Media Literacy

Social Media & Students’ Communication Skills

July 14, 2015
Two Students on Their Devices

With social media taking up such a large space in our lives, many of us question whether it’s impacting our communication skills, more importantly, our students’ communication skills. As an English teacher, a writer, and a mom, I am always worried about the repercussions social media will have on my kids’ critical thinking, writing and personal & academic communication skills.

But I had to pause and think. We worry about social media’s impact, but “impact” itself doesn’t necessarily mean negative impact. I needed to remind myself that the use of social media by students can either have a positive or negative effect.

But what if we focus on and drive the positive impact that social media can have on student communication?

Let’s start by narrowing down some of the main platforms that students use:

Instagram: A photo sharing app that allows users to edit photos and upload them to share with their followers. Users can choose to have a private or a public account. They can also share a photo directly with a selected few people. This is the equivalent of a private message.

Snapchat: A messaging app that allows you to set a timer on the photos and videos the user sends before they disappear.

Tumblr: A blogging platform but is also similar to twitter in terms of Retweeting and sharing others’ posts. Users can post videos, photos, and writing.

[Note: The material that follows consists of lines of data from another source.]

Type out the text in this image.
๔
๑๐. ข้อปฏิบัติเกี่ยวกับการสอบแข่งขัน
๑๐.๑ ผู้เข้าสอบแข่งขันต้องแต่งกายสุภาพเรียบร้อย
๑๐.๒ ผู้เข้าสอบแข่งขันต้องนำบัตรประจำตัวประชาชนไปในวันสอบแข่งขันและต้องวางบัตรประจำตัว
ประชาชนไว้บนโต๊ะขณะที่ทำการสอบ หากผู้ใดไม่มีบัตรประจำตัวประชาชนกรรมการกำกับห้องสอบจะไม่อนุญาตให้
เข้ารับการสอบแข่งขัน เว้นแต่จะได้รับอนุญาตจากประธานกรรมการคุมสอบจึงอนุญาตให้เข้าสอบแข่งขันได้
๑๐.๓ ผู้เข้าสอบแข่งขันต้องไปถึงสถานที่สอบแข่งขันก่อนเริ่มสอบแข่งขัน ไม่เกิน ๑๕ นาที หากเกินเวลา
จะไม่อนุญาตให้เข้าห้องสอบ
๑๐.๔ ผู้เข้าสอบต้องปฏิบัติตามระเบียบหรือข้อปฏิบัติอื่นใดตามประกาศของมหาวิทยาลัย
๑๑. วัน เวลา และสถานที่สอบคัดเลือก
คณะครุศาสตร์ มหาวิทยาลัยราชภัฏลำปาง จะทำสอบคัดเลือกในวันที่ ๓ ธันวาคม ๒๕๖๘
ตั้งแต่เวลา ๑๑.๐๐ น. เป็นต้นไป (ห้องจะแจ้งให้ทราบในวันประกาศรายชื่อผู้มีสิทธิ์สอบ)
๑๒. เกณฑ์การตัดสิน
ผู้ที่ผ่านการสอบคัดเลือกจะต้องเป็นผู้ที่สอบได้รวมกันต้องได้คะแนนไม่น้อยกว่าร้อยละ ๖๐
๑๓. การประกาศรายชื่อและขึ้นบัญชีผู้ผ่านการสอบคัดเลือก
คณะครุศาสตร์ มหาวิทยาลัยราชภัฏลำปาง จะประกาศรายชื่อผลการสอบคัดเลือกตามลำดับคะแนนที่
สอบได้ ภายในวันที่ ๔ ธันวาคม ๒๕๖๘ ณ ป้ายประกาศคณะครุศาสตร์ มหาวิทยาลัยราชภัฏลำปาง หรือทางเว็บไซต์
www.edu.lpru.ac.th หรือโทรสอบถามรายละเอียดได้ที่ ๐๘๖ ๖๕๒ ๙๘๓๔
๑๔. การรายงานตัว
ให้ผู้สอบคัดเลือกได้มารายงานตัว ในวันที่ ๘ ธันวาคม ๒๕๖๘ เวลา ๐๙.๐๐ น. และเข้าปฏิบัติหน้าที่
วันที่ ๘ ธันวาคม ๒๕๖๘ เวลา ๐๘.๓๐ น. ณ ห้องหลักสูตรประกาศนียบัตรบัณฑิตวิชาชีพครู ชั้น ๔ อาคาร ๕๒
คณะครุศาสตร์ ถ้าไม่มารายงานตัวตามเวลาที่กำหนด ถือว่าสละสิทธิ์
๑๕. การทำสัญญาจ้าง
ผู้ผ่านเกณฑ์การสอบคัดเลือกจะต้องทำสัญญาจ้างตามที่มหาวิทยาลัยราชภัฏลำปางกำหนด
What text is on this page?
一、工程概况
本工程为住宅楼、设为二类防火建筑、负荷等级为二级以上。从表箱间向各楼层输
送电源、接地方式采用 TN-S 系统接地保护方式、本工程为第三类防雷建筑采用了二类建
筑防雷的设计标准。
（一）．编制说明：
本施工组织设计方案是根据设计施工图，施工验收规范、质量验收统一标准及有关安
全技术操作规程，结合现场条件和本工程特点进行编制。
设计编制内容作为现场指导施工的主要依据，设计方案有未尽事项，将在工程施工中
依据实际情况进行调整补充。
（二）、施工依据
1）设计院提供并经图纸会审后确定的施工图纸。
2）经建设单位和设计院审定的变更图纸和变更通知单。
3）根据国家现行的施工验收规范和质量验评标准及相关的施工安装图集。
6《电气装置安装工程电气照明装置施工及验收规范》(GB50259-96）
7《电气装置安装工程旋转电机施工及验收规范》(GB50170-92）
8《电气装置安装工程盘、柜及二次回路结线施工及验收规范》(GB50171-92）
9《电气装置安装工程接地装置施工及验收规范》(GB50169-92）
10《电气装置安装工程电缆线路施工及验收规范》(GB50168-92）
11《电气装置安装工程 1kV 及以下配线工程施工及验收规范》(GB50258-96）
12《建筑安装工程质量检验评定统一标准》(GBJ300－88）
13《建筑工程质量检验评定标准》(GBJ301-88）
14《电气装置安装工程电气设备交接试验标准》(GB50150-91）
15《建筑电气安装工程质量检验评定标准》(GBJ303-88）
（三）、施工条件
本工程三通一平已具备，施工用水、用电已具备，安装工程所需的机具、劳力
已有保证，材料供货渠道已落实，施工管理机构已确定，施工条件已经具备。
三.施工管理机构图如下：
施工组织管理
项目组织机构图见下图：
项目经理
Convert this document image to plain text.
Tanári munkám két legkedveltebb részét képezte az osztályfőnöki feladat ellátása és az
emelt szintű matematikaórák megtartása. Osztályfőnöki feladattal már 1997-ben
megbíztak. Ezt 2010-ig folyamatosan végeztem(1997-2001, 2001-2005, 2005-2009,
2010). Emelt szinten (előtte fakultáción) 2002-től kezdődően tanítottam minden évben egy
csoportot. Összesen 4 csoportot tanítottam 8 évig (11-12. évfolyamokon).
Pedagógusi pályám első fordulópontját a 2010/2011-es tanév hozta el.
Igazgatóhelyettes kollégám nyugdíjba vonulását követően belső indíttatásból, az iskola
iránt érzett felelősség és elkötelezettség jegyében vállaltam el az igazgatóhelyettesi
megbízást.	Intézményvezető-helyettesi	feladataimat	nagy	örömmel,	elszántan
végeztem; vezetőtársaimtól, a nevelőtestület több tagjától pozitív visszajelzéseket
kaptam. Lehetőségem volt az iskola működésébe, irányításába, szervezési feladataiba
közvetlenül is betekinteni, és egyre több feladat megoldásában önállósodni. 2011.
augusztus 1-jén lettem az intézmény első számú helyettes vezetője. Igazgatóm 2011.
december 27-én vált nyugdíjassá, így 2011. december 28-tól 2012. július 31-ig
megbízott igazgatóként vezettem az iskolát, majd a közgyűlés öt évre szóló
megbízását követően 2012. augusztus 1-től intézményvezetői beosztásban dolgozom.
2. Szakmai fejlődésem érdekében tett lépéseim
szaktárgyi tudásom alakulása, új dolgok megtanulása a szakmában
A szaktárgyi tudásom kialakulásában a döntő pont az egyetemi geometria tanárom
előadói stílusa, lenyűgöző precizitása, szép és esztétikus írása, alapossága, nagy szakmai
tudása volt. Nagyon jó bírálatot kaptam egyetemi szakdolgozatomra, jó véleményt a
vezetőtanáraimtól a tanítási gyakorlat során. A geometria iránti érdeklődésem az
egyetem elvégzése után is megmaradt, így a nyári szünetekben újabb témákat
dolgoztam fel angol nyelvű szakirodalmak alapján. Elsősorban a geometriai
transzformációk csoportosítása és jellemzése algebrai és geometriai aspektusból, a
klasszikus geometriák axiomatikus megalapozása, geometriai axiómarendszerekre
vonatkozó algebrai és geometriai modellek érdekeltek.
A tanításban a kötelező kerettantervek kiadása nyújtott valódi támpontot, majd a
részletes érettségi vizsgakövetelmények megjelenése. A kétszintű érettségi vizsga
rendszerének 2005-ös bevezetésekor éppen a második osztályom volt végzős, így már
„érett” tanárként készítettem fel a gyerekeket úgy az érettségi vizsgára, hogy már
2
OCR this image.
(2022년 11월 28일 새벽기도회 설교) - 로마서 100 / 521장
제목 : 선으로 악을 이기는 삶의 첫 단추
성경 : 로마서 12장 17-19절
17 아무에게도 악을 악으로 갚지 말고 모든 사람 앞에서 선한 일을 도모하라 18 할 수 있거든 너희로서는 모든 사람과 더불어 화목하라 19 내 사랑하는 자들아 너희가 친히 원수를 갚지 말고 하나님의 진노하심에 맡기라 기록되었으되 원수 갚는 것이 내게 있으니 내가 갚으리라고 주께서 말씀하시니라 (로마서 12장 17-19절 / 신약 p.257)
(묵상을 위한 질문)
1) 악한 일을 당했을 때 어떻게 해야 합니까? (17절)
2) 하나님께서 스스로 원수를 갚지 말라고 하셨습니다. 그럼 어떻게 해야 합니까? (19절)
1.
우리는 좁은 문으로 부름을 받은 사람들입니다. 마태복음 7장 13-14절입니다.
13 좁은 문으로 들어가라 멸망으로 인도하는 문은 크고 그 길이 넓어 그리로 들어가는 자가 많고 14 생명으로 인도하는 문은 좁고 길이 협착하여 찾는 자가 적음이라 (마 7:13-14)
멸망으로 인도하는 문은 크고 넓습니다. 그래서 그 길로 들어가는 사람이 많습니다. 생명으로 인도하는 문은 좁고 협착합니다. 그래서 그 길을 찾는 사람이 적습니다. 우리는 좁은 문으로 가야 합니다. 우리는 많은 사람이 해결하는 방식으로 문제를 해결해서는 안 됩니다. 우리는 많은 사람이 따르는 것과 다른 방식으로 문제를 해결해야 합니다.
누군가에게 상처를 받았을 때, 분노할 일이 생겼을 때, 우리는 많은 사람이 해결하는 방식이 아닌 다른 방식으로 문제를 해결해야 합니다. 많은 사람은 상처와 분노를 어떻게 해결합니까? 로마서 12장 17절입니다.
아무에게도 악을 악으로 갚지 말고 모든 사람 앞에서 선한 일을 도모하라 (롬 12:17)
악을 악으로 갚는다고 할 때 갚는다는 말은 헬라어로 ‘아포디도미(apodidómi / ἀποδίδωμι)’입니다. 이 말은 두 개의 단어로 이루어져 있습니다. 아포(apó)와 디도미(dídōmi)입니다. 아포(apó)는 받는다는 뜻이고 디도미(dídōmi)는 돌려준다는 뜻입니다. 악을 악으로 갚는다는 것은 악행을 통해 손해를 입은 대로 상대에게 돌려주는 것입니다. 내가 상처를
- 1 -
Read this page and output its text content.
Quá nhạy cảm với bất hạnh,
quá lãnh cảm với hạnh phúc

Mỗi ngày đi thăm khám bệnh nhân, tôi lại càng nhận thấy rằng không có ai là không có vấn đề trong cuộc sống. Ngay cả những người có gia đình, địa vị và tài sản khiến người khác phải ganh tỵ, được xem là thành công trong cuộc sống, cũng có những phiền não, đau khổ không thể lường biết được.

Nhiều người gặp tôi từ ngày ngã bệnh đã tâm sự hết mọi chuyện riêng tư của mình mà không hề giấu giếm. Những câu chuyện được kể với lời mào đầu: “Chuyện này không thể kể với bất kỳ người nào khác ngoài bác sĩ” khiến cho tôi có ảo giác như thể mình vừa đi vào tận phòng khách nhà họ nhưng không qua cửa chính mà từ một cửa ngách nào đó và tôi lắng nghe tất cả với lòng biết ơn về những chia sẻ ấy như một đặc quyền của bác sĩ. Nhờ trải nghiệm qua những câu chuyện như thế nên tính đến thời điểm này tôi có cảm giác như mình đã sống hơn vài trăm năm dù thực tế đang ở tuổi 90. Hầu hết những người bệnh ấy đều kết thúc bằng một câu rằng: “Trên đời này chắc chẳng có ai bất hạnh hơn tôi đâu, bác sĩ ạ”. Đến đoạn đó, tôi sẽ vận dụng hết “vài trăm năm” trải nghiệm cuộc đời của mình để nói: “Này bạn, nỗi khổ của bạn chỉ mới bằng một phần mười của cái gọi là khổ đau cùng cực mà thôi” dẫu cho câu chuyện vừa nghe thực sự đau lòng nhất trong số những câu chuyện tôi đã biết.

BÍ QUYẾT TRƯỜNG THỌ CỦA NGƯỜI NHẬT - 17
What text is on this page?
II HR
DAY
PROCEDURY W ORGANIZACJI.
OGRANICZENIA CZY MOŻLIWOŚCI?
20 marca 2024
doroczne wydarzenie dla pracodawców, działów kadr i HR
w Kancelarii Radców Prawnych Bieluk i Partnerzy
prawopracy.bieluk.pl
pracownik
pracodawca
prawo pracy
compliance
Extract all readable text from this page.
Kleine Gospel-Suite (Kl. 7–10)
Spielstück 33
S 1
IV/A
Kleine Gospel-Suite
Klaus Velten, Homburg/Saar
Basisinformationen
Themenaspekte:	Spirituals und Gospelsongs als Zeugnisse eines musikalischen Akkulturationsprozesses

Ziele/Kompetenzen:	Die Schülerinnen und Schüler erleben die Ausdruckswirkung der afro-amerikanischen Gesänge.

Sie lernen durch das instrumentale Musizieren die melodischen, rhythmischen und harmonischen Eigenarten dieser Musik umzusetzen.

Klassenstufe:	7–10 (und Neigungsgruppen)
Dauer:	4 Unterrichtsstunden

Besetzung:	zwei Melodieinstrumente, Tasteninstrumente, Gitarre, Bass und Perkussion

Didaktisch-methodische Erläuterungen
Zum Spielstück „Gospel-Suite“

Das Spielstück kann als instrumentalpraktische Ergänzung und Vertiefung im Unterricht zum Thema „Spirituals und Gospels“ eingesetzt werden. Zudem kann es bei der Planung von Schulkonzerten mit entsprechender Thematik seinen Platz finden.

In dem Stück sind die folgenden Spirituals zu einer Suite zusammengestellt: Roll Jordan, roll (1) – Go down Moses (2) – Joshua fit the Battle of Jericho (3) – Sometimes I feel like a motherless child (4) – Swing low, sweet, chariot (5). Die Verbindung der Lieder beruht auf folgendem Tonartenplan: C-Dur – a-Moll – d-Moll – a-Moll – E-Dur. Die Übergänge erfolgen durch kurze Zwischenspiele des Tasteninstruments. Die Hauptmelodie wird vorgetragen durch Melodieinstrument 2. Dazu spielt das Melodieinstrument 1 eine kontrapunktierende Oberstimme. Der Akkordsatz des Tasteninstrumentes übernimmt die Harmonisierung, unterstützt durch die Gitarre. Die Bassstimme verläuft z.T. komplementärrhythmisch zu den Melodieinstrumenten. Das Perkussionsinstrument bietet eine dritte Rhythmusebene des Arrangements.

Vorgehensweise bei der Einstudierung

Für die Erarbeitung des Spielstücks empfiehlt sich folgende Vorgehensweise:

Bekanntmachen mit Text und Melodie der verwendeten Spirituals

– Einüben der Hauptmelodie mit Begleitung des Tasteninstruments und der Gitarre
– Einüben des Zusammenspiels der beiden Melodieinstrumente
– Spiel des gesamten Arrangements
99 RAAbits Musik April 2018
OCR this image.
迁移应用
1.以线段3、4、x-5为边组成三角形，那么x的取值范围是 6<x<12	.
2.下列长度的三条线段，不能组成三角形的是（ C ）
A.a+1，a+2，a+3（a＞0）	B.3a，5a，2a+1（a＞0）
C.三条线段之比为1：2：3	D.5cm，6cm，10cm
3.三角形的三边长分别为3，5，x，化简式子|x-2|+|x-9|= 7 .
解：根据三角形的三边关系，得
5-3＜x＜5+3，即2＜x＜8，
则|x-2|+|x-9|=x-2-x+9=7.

Facebook: A forum that is used to post pictures, videos, write status updates, articles and comments. Facebook also contains an option to create pages for different causes and events.

Twitter: 140 characters microblogging platform to share ideas, thoughts, and what you had for dinner.

Interesting Facts About Students’ Use of Social Media

Although we assume that most students have smartphones, research suggests that students who come from low-income households do not own smartphones, thus making their digital communication means mainly through text messaging (Washington Post). This is an interesting fact, as there is an assumption that all students have smartphones, and that can impact the pedagogical strategies that we use to integrate social media in the classroom. As a result, it’s important that we think about accessibility and students’ circumstances when thinking about integrating technology in general in the classroom.

With that being said, a recent study focused on Millennials’ use of social media indicates that the most used social media forum is Facebook (PRRI’s millennial Survey). That is not to say other apps are not used, Snapchat is generally used by students whose family income is over $75000 annually. Income is one of the differentiating factors in the use of social media, race, ethnicity and gender also play a part in determining students’ use of those apps. These factors are important to take into account as the use of social media is determined by the user, who they are, where they come from etc.

Impact of These Tools on Oral and Written Communication

We come back to the question, do these digital tools impact students’ oral and written communication in the classroom?

There is a general consensus amongst teachers that these tools do blur the line between “formal” and “informal” writing. But with that being said, in a survey conducted by The National Writing Project, teachers point out that “writing” does not just encompass academic writing done in the classroom. This indicates that more teachers are attuned that writing as a genre is evolving further than essays, reports, and in class writing assignments.

However, when teachers and students were asked if they would consider blogging, posting and texting to be writing both parties did not think so. Writing to teachers and students was confined in the parameters of classroom assignments. (AP & NWP).

We need to help students see that their blogging, texting, tweeting on social media is real writing. Their writing is real writing because their writing is their voice. Student voice needs to be nurtured and appreciated in the classroom, regardless the outlet they use to communicate it. When teachers show the importance of formal communication to be practiced on social media platforms, students are more inclined to practice good digital citizenship.

Students will believe in themselves if we believe in them. We can believe that they produce great thoughts and ideas. We can also believe that social media's powerful element of connectedness can help to pass on students' thoughts to drive impactful change in this world.

This piece was originally submitted to our community forums by a reader. Due to audience interest, we’ve preserved it. The opinions expressed here are the writer’s own.